The Texas law made illegal all abortions — including in cases of rape or incest — after the sixth week of pregnancy, which is before many women even realize they are pregnant. The law adopted an unprecedented vigilante method of enforcement. It authorized all private citizens to in effect become bounty hunters and sue for up to $10,000 anyone who helps a woman obtain an illegal abortion — for example the Uber driver who takes them to an abortion clinic. Sotomayor’s opinion, joined by Justices Stephen Breyer and Elena Kagan, compellingly contended that “a majority of Justices have opted to bury their heads in the sand.” That majority included all three justices appointed by Donald Trump. But Chief Justice John Roberts voted with the minority.
After days of seeing the disillusioned expressions of young Afghan women who felt betrayed at being abandoned to live again under Taliban oppressors, we recognized the same expressions on Texas women who were being interviewed on TV. We were witnessing the de facto Talibanization of the U.S. Supreme Court.

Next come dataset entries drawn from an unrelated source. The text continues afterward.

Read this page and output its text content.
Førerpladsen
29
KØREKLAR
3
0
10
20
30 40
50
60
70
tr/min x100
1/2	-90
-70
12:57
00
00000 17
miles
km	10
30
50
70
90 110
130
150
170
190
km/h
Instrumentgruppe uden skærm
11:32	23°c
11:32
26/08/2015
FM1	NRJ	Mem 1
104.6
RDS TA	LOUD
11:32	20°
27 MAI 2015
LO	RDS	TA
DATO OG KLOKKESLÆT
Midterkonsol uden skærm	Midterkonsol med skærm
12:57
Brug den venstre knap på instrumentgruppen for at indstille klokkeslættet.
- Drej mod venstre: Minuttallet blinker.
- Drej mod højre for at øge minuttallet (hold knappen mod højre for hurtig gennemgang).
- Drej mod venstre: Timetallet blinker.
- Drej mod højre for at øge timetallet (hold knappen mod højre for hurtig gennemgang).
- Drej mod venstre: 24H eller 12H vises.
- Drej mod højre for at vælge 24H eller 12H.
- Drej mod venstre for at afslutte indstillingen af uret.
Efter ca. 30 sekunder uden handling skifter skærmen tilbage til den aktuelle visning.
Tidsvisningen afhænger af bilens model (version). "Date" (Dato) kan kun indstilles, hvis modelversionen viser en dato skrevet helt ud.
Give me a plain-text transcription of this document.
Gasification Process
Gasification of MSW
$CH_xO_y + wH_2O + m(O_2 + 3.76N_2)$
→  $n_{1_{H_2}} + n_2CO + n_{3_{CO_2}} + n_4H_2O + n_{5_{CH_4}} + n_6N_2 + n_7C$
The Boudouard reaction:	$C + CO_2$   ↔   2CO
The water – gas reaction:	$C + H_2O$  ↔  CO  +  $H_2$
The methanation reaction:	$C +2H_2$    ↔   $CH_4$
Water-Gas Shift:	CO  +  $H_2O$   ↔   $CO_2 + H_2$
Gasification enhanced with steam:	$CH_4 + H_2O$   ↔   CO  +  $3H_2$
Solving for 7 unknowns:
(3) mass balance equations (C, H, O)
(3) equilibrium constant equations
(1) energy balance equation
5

Most of America’s newsmakers seemed to understand this tragic summer of nightmarish news was no time for petty political ploys. Most but not quite all — for one formerly prominent newsmaker apparently remains eager to remind us of his flair for never being underdone by even our lowest common denominators. Just after Labor Day, former President 45 made it back into our news — in his familiar way.
Donald Trump, who last year made a deal with the Taliban to withdraw all U.S. troops from Afghanistan by May 1, 2021, spread the word that he has begun consoling some Gold Star families whose loved ones were just killed in that Kabul airport suicide bombing. Trump made public several messages he sent to Shana Chappell, mother of 20-year-old Lance Cpl. Kareem Nikoui and a Trump supporter.
“If I were President,” Trump wrote to her, “your wonderful and beautiful son Kareem would be with you now, and so would the sons and daughters of others.”
The sound you hearing is news breaking.